In my school's case it varies greatly from instructor to instructor, but as an example my current American Regional Cuisine instructor is also currently an Executive Chef for one of our reasonably prestigious local winery restaurants (in Temecula, CA) and only teaches two days a week (the days we have class) because of this. In the case of this instructor the real value lies in the individual attention that gets paid as he walks the class (over 5 hours of cooking per day, typically 6 or so dishes per table, focusing on a different region each week at 2 days a week, ie 12 dishes per region), but the critical point is the end of each class when we get a fairly intense critique/heads up on each thing that is prepared as Chef evaluates each dish created at each table.
In the case of other Instructors it might be more about the discipline required to be successful in a given class. Some instructors will definitely be more about qualitative detail where others are more about requiring a serious work ethic (and I certainly get that as I'm almost more concerned about the latter than the former).
But to continue the example of my ARC class, each table will plate 6 dishes on average (each table being four people, and in some cases classes will be plating different styles, eg Classic European will be plating in a French style but Latin Cuisine will be plating family style) and Chef will break down each dish by all of it's observable components (flavor, consistency, texture, appearance, plating, etc) but usually will also incorporate observations made throughout the course of the class. So if your method was spot on, but your seasoning was totally wrong you will hear clearly about both, and if you want to ask Chef for more detail you will get it to whatever reasonable extent required.
In addition we'll have (occasional) essays, (weekly) tests on details pertaining to the area of study, a midterm practical/written, as well as a final written/practical (practical meaning a physical test, usually in the form of a menu of items that need to be completed solo or in small teams) and are required to complete quite a bit of paperwork that reflects the work of each week: requisition sheets, vocabulary associated with the region or techniques/equipment involved (eg in garde manger), methods of preparation, and in some cases even visual/plate diagrams. We also always need to have hand-written index cards that require us to write out each recipe, just to make sure that we're actually reading through everything.
Of course, not everyone does all this, but that's their problem/loss/waste of their education, and also really makes it clear to those who do it all how much being in the kitchen is about preparation as much as all the other factors involved, eg when a classmate walks up to you and asks, "Where's the BBQ sauce?" because they never read through the recipe and saw the requirement for the BBQ sauce recipe on a different page - indeed almost every week little landmines like this are hidden in the curriculum to catch people off guard and make clear the point that you need to be on it if you want to get it 100% right. While you won't fail the class if you miss this kind of thing once or twice, you will definitely pay for that lack of attention/effort come the practicals.

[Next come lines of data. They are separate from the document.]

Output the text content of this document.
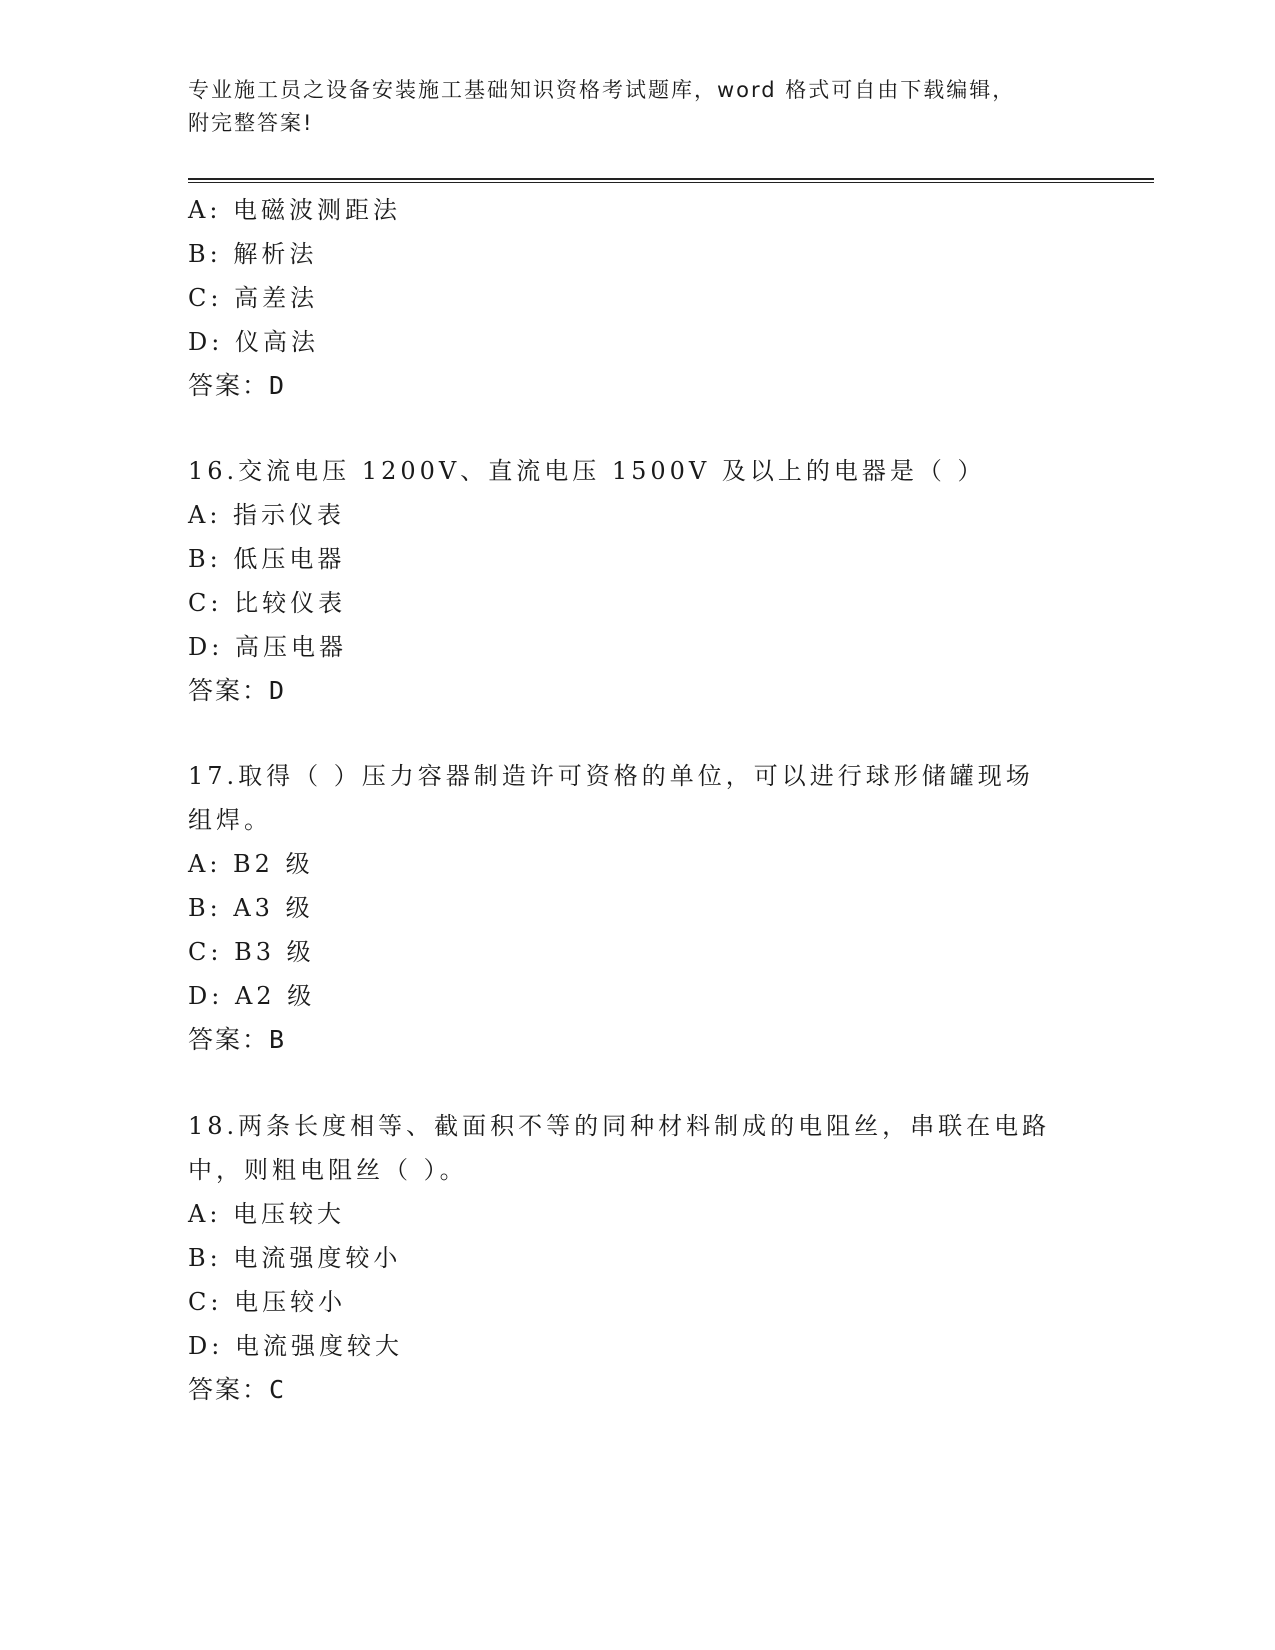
专业施工员之设备安装施工基础知识资格考试题库，word 格式可自由下载编辑，
附完整答案!
A: 电磁波测距法
B: 解析法
C: 高差法
D: 仪高法
答案：D
16.交流电压 1200V、直流电压 1500V 及以上的电器是（ ）
A: 指示仪表
B: 低压电器
C: 比较仪表
D: 高压电器
答案：D
17.取得（ ）压力容器制造许可资格的单位，可以进行球形储罐现场
组焊。
A: B2 级
B: A3 级
C: B3 级
D: A2 级
答案：B
18.两条长度相等、截面积不等的同种材料制成的电阻丝，串联在电路
中，则粗电阻丝（ ）。
A: 电压较大
B: 电流强度较小
C: 电压较小
D: 电流强度较大
答案：C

Not all of our instructors have amazing resumes but all have at least 15+ years in the business, or some equivalent qualification, eg extensive training in Europe + all the educational requirements to even hold the post.

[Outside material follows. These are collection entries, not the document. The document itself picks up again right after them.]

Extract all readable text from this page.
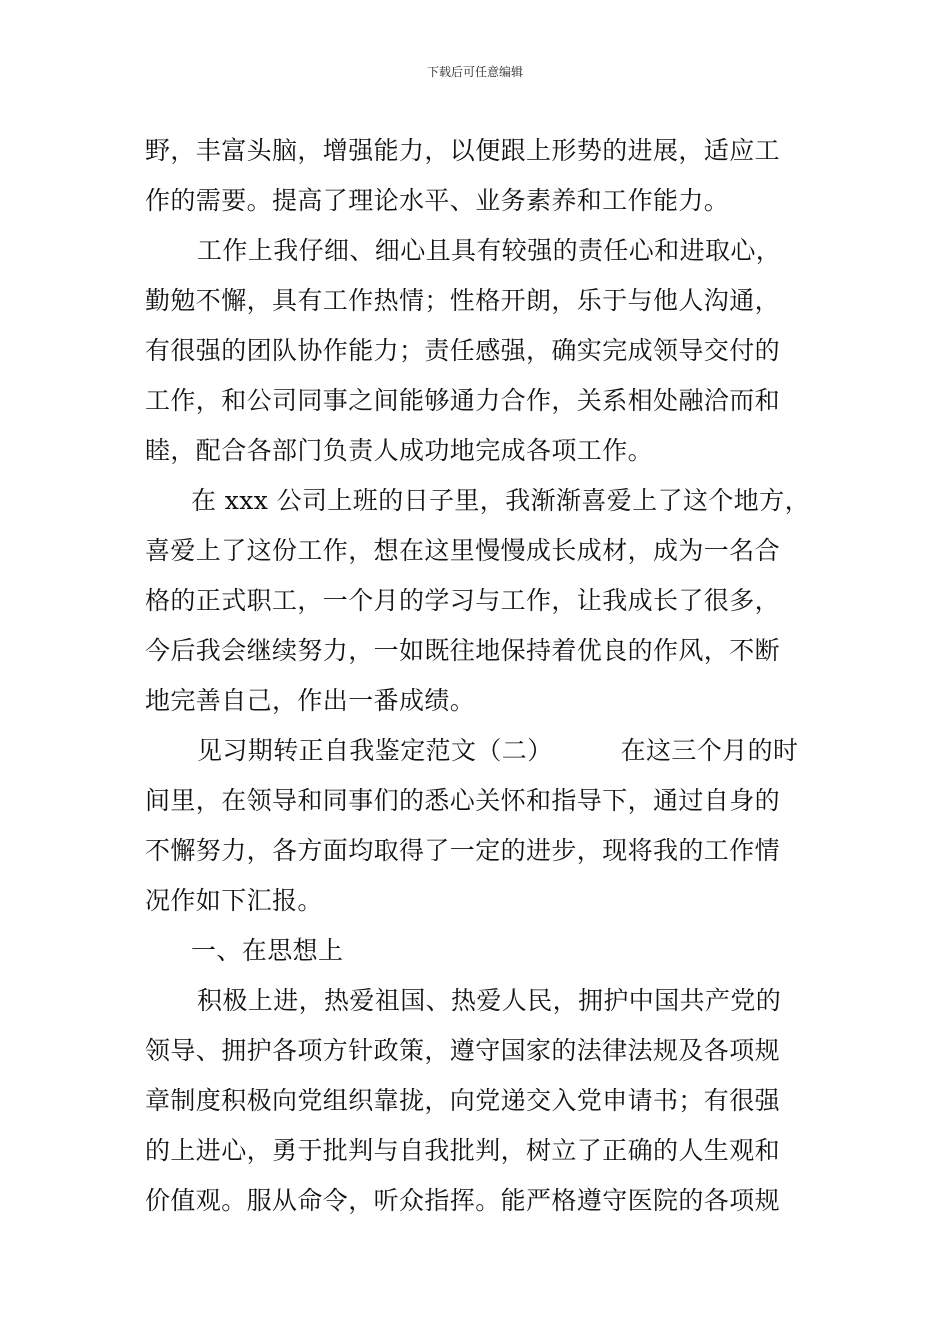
下载后可任意编辑
野，丰富头脑，增强能力，以便跟上形势的进展，适应工
作的需要。提高了理论水平、业务素养和工作能力。
工作上我仔细、细心且具有较强的责任心和进取心，
勤勉不懈，具有工作热情；性格开朗，乐于与他人沟通，
有很强的团队协作能力；责任感强，确实完成领导交付的
工作，和公司同事之间能够通力合作，关系相处融洽而和
睦，配合各部门负责人成功地完成各项工作。
在 xxx 公司上班的日子里，我渐渐喜爱上了这个地方，
喜爱上了这份工作，想在这里慢慢成长成材，成为一名合
格的正式职工，一个月的学习与工作，让我成长了很多，
今后我会继续努力，一如既往地保持着优良的作风，不断
地完善自己，作出一番成绩。
见习期转正自我鉴定范文（二）	在这三个月的时
间里，在领导和同事们的悉心关怀和指导下，通过自身的
不懈努力，各方面均取得了一定的进步，现将我的工作情
况作如下汇报。
一、在思想上
积极上进，热爱祖国、热爱人民，拥护中国共产党的
领导、拥护各项方针政策，遵守国家的法律法规及各项规
章制度积极向党组织靠拢，向党递交入党申请书；有很强
的上进心，勇于批判与自我批判，树立了正确的人生观和
价值观。服从命令，听众指挥。能严格遵守医院的各项规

Having said that, a lot of our non-kitchen instructors are highly questionable and it's just plain obvious that regardless of their training they have little-no ability to teach the classes they are.

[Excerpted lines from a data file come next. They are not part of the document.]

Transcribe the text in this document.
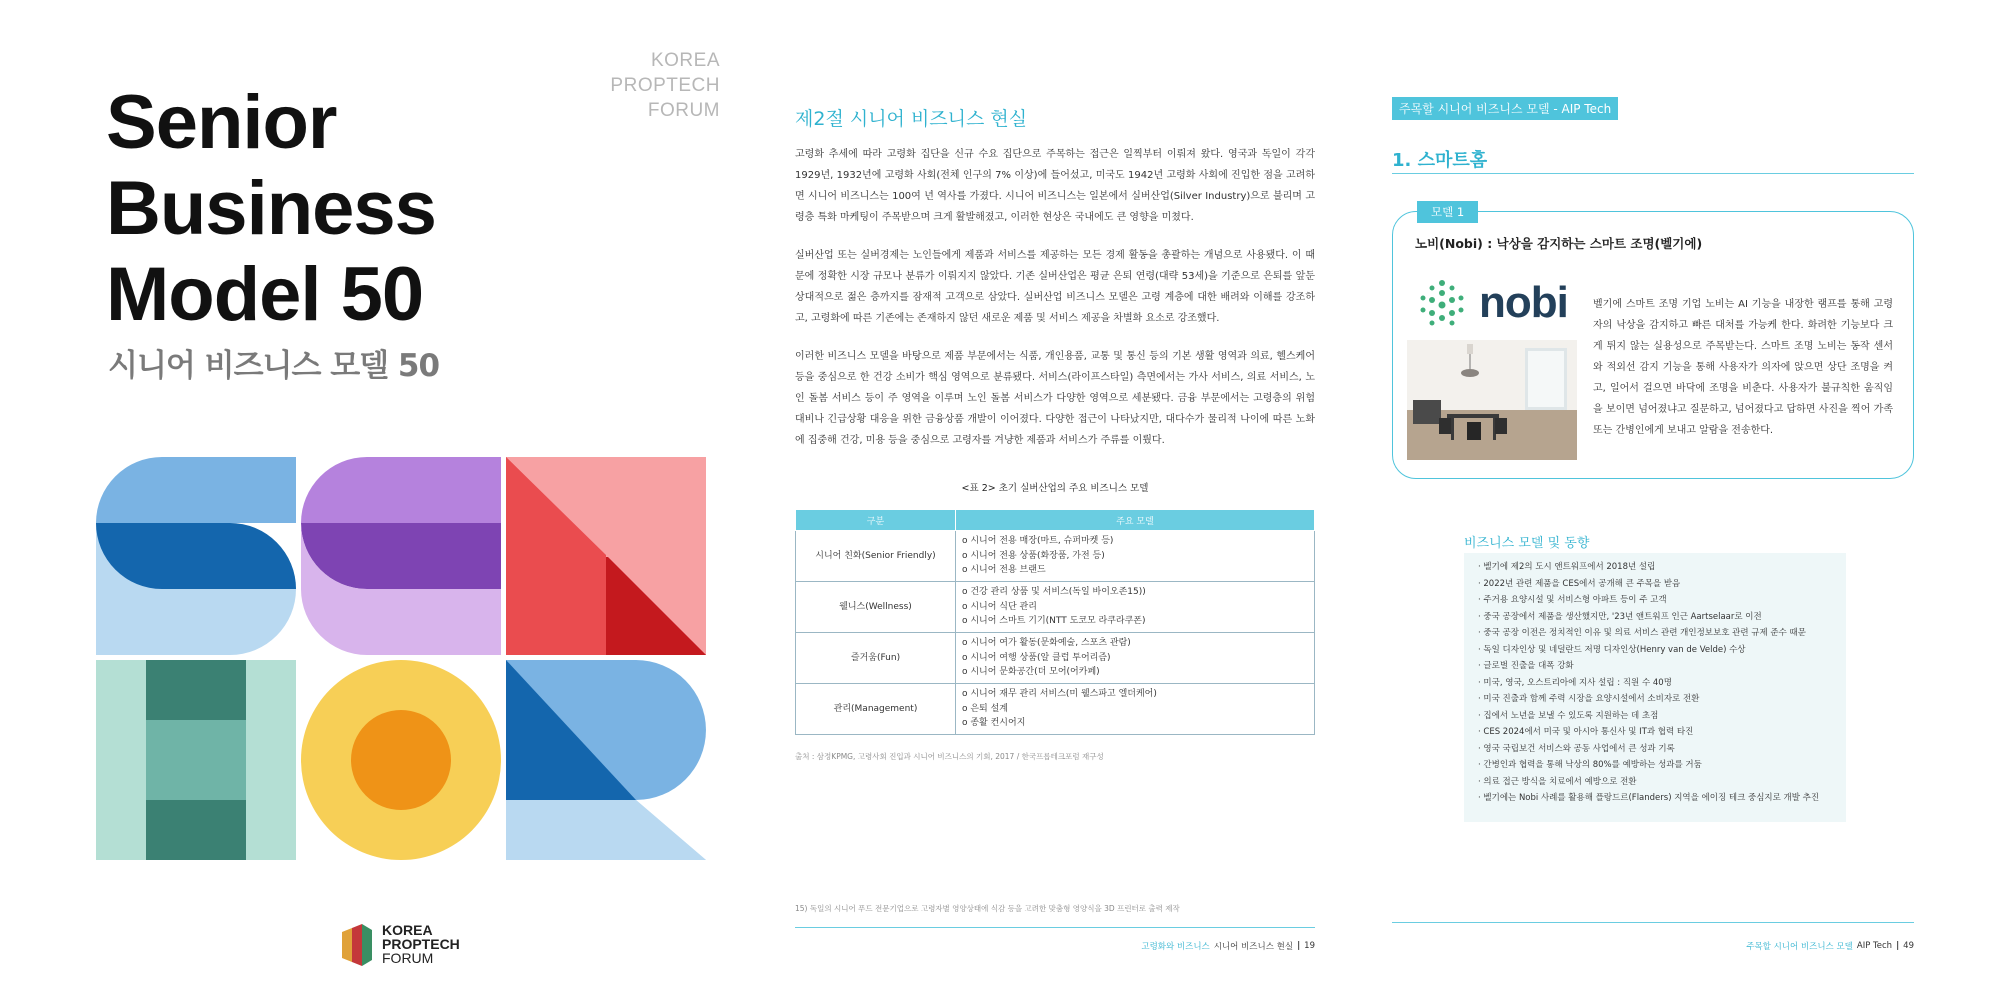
KOREA
PROPTECH
FORUM
Senior
Business
Model 50
시니어 비즈니스 모델 50
KOREA
PROPTECH
FORUM
제2절 시니어 비즈니스 현실

고령화 추세에 따라 고령화 집단을 신규 수요 집단으로 주목하는 접근은 일찍부터 이뤄져 왔다. 영국과 독일이 각각 1929년, 1932년에 고령화 사회(전체 인구의 7% 이상)에 들어섰고, 미국도 1942년 고령화 사회에 진입한 점을 고려하면 시니어 비즈니스는 100여 년 역사를 가졌다. 시니어 비즈니스는 일본에서 실버산업(Silver Industry)으로 불리며 고령층 특화 마케팅이 주목받으며 크게 활발해졌고, 이러한 현상은 국내에도 큰 영향을 미쳤다.

실버산업 또는 실버경제는 노인들에게 제품과 서비스를 제공하는 모든 경제 활동을 총괄하는 개념으로 사용됐다. 이 때문에 정확한 시장 규모나 분류가 이뤄지지 않았다. 기존 실버산업은 평균 은퇴 연령(대략 53세)을 기준으로 은퇴를 앞둔 상대적으로 젊은 층까지를 잠재적 고객으로 삼았다. 실버산업 비즈니스 모델은 고령 계층에 대한 배려와 이해를 강조하고, 고령화에 따른 기존에는 존재하지 않던 새로운 제품 및 서비스 제공을 차별화 요소로 강조했다.

이러한 비즈니스 모델을 바탕으로 제품 부문에서는 식품, 개인용품, 교통 및 통신 등의 기본 생활 영역과 의료, 헬스케어 등을 중심으로 한 건강 소비가 핵심 영역으로 분류됐다. 서비스(라이프스타일) 측면에서는 가사 서비스, 의료 서비스, 노인 돌봄 서비스 등이 주 영역을 이루며 노인 돌봄 서비스가 다양한 영역으로 세분됐다. 금융 부문에서는 고령층의 위험 대비나 긴급상황 대응을 위한 금융상품 개발이 이어졌다. 다양한 접근이 나타났지만, 대다수가 물리적 나이에 따른 노화에 집중해 건강, 미용 등을 중심으로 고령자를 겨냥한 제품과 서비스가 주류를 이뤘다.

<표 2> 초기 실버산업의 주요 비즈니스 모델
구분	주요 모델
시니어 친화(Senior Friendly)	o 시니어 전용 매장(마트, 슈퍼마켓 등)
o 시니어 전용 상품(화장품, 가전 등)
o 시니어 전용 브랜드

웰니스(Wellness)	o 건강 관리 상품 및 서비스(독일 바이오존15))
o 시니어 식단 관리
o 시니어 스마트 기기(NTT 도코모 라쿠라쿠폰)

즐거움(Fun)	o 시니어 여가 활동(문화예술, 스포츠 관람)
o 시니어 여행 상품(알 클럽 투어리즘)
o 시니어 문화공간(더 모어(어카페)

관리(Management)	o 시니어 재무 관리 서비스(미 웰스파고 엘더케어)
o 은퇴 설계
o 종활 컨시어지
출처 : 삼정KPMG, 고령사회 진입과 시니어 비즈니스의 기회, 2017 / 한국프롭테크포럼 재구성
15) 독일의 시니어 푸드 전문기업으로 고령자별 영양상태에 식감 등을 고려한 맞춤형 영양식을 3D 프린터로 출력 제작
고령화와 비즈니스 시니어 비즈니스 현실 | 19
주목할 시니어 비즈니스 모델 - AIP Tech
1. 스마트홈
모델 1
노비(Nobi) : 낙상을 감지하는 스마트 조명(벨기에)
nobi	벨기에 스마트 조명 기업 노비는 AI 기능을 내장한 램프를 통해 고령자의 낙상을 감지하고 빠른 대처를 가능케 한다. 화려한 기능보다 크게 튀지 않는 실용성으로 주목받는다. 스마트 조명 노비는 동작 센서와 적외선 감지 기능을 통해 사용자가 의자에 앉으면 상단 조명을 켜고, 일어서 걸으면 바닥에 조명을 비춘다. 사용자가 불규칙한 움직임을 보이면 넘어졌냐고 질문하고, 넘어졌다고 답하면 사진을 찍어 가족 또는 간병인에게 보내고 알람을 전송한다.
비즈니스 모델 및 동향
· 벨기에 제2의 도시 앤트워프에서 2018년 설립
· 2022년 관련 제품을 CES에서 공개해 큰 주목을 받음
· 주거용 요양시설 및 서비스형 아파트 등이 주 고객
· 중국 공장에서 제품을 생산했지만, '23년 앤트워프 인근 Aartselaar로 이전
· 중국 공장 이전은 정치적인 이유 및 의료 서비스 관련 개인정보보호 관련 규제 준수 때문
· 독일 디자인상 및 네덜란드 저명 디자인상(Henry van de Velde) 수상
· 글로벌 진출을 대폭 강화
· 미국, 영국, 오스트리아에 지사 설립 : 직원 수 40명
· 미국 진출과 함께 주력 시장을 요양시설에서 소비자로 전환
· 집에서 노년을 보낼 수 있도록 지원하는 데 초점
· CES 2024에서 미국 및 아시아 통신사 및 IT과 협력 타진
· 영국 국립보건 서비스와 공동 사업에서 큰 성과 기록
· 간병인과 협력을 통해 낙상의 80%를 예방하는 성과를 거둠
· 의료 접근 방식을 치료에서 예방으로 전환
· 벨기에는 Nobi 사례를 활용해 플랑드르(Flanders) 지역을 에이징 테크 중심지로 개발 추진
주목할 시니어 비즈니스 모델 AIP Tech | 49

I'm going to Art Institutes and yes we are at best considered comparable to LCB, but mostly considered a joke/for-profit school that isn't comparable to the likes of JW or CIA (in America, nvermind European schools), although I've met a lot of folks from those higher-brow schools who will hold the opinion I have which is that each campus' quality entirely dependent on the standards dictated by each individual campus, ie the school affiliation doesn't guarantee anything.
I call this out because I do highly question the value of our non-kitchen classes (not in general education so much, but in things like some of our F&B classes that are a joke because of the lack of discipline/care/respect involved - not because of the subject), but I seriously value the quality of our in-kitchen classes as well as what is related to that participation (working with active Chefs in the area puts you immediately in the loop of the Culinary community of the area which any program will tell you is small and who all know each other, so many opportunities exist beyond school by being involved in the program).
Sorry for the novel but you caught me on my "night off" and I would have loved to hear this detailed answer before I started this program.